LONDON: People in the UK and Saudi Arabia are much safer if the two countries have a close relationship, the Kingdom’s Crown Prince Mohammed bin Salman said ahead of his visit to Britain.
Prince Mohammed arrived in the UK from Cairo last night to begin the second leg of his first overseas tour since becoming heir to the throne.
In an interview with The Daily Telegraph newspaper, the crown prince said Brexit potentially freed up Britain to do more business with the Kingdom.
“We believe that Saudi Arabia needs to be part of the global economy,” he said. “People need to be able to move freely, and we need to apply the same standards as the rest of the world. After Brexit, there will be huge opportunities for Britain as a result of Vision 2030.”

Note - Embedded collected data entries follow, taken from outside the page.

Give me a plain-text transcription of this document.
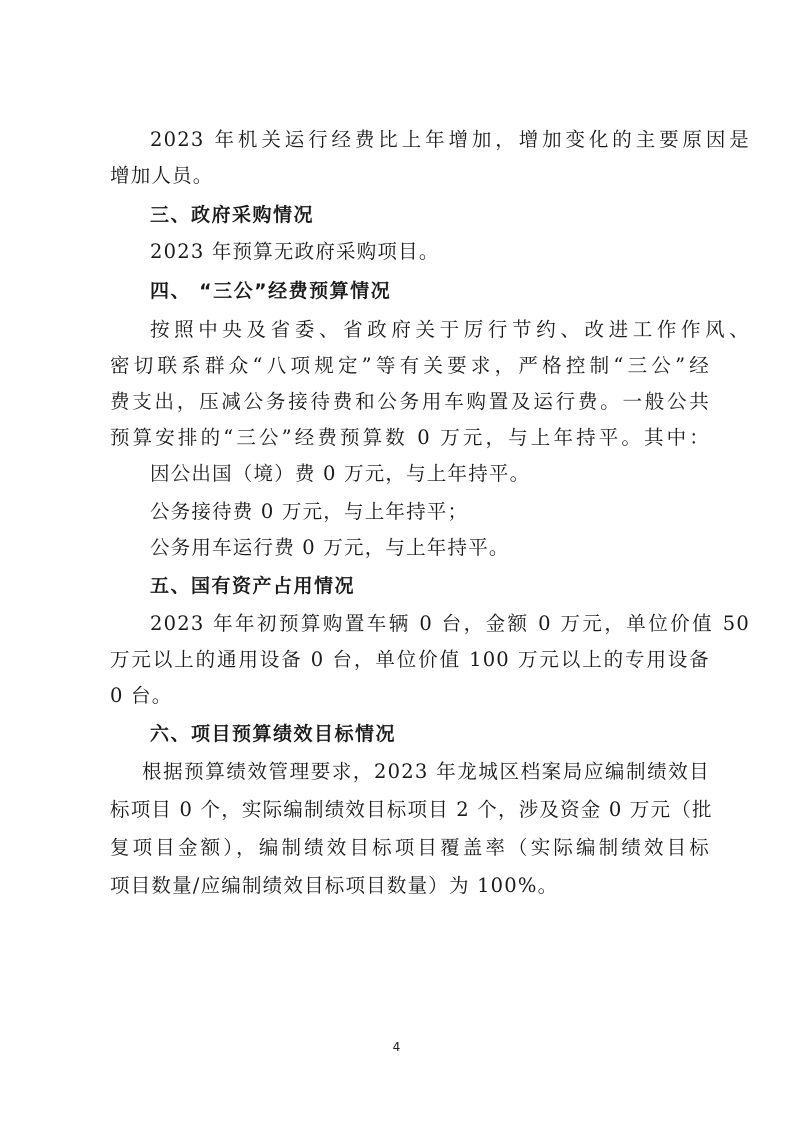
2023 年机关运行经费比上年增加，增加变化的主要原因是
增加人员。
三、政府采购情况
2023 年预算无政府采购项目。
四、 “三公”经费预算情况
按照中央及省委、省政府关于厉行节约、改进工作作风、
密切联系群众“八项规定”等有关要求，严格控制“三公”经
费支出，压减公务接待费和公务用车购置及运行费。一般公共
预算安排的“三公”经费预算数 0 万元，与上年持平。其中：
因公出国（境）费 0 万元，与上年持平。
公务接待费 0 万元，与上年持平；
公务用车运行费 0 万元，与上年持平。
五、国有资产占用情况
2023 年年初预算购置车辆 0 台，金额 0 万元，单位价值 50
万元以上的通用设备 0 台，单位价值 100 万元以上的专用设备
0 台。
六、项目预算绩效目标情况
根据预算绩效管理要求，2023 年龙城区档案局应编制绩效目
标项目 0 个，实际编制绩效目标项目 2 个，涉及资金 0 万元（批
复项目金额），编制绩效目标项目覆盖率（实际编制绩效目标
项目数量/应编制绩效目标项目数量）为 100%。
4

He said the two countries enjoyed historic ties that dated back more than 100 years to the foundation of the Kingdom.
“We have a common interest that goes back to the earliest days of the relationship,” he said, adding: “Our relationship with Britain today is super.”
The 32-year-old crown prince, who is making his first official visit to Britain, has overseen a raft of reforms to modernize the Kingdom.
During the trip, he will meet with Prime Minister Theresa May, the Queen and other members of the British royal family.
A number of events have been scheduled, including a forum on business partnerships between the two countries and a discussion event at Chatham House.
The visit is expected to focus on defense, security and economic ties. The two sides will also review key bilateral and regional issues.
Billboards highlighting his UK visit have been erected in parts of the capital, Saudi state-news channel Al-Ekhbariya reported.
One shows the flags of the two countries with “United Kingdoms” written across the top. Another shows Crown Prince Mohammed with the slogan: “He is bringing change to Saudi Arabia.”
The Telegraph interview touched on the wide-reaching reforms in the country that include allowing Saudi women to drive, work and run businesses.
He said that while Vision 2030 worked to diversify the economy, the inclusion of women in driving that economy was essential to the long-term success of the project.
The crown prince said that global travel had made Saudis increasingly aware how other countries operated. Such an insight, he explained, had led to a change in the aspirations of the country’s younger population.
Currently, UK trade with Saudi Arabia and the other Gulf states accounts for 10 percent of total commercial transactions — more than the total amount of trade with China, the newspaper added, citing British diplomats.
Security and intelligence cooperation are expected to feature heavily during talks in the UK.
“The British and Saudi people, along with the rest of the world, will be much safer if you have a strong relationship with Saudi Arabia,” the crown prince said.
He said the job at hand was to promote a “more moderate Islam,” to counter the “extremists and the terrorists (who) are linked through spreading their agenda.”
Economic growth in Saudi Arabia would benefit the rest of the Middle East, which would help to defeat extremism.
He dismissed claims that the Saudi government’s current stance against Iran and Qatar could potentially provoke new regional conflict.
Britain was “very supportive” of the Kingdom’s concerns over Iran and other regional security issues, he said.
Before leaving Egypt, Crown Prince Mohammed visited Al-Azhar, the world’s leading seat of learning for Sunni Muslims.
Accompanied by Sheikh Ahmad Al-Tayyeb, the Grand Imam, he was shown the completed restoration work carried out on Al-Azhar Mosque.
The three-year project was financed by a grant from Saudi Arabia. The mosque, built in the 10th century, is now part of a sprawling university, which teaches Islam as well as secular subjects, and a nationwide network of schools.
Hundreds of Al-Azhar students met the crown prince and Egypt’s President, Abdel Fattah El-Sisi.
During the trip, Crown Prince Mohammed visited the main Christian cathedral in Cairo and met the head of the Coptic church. He also toured infrastructure projects and the Suez canal and attended a play at Cairo Opera House.
The two countries signed deals linked to investment funds and the building of a project in Sinai connected to Saudi Arabia’s Neom megacity project.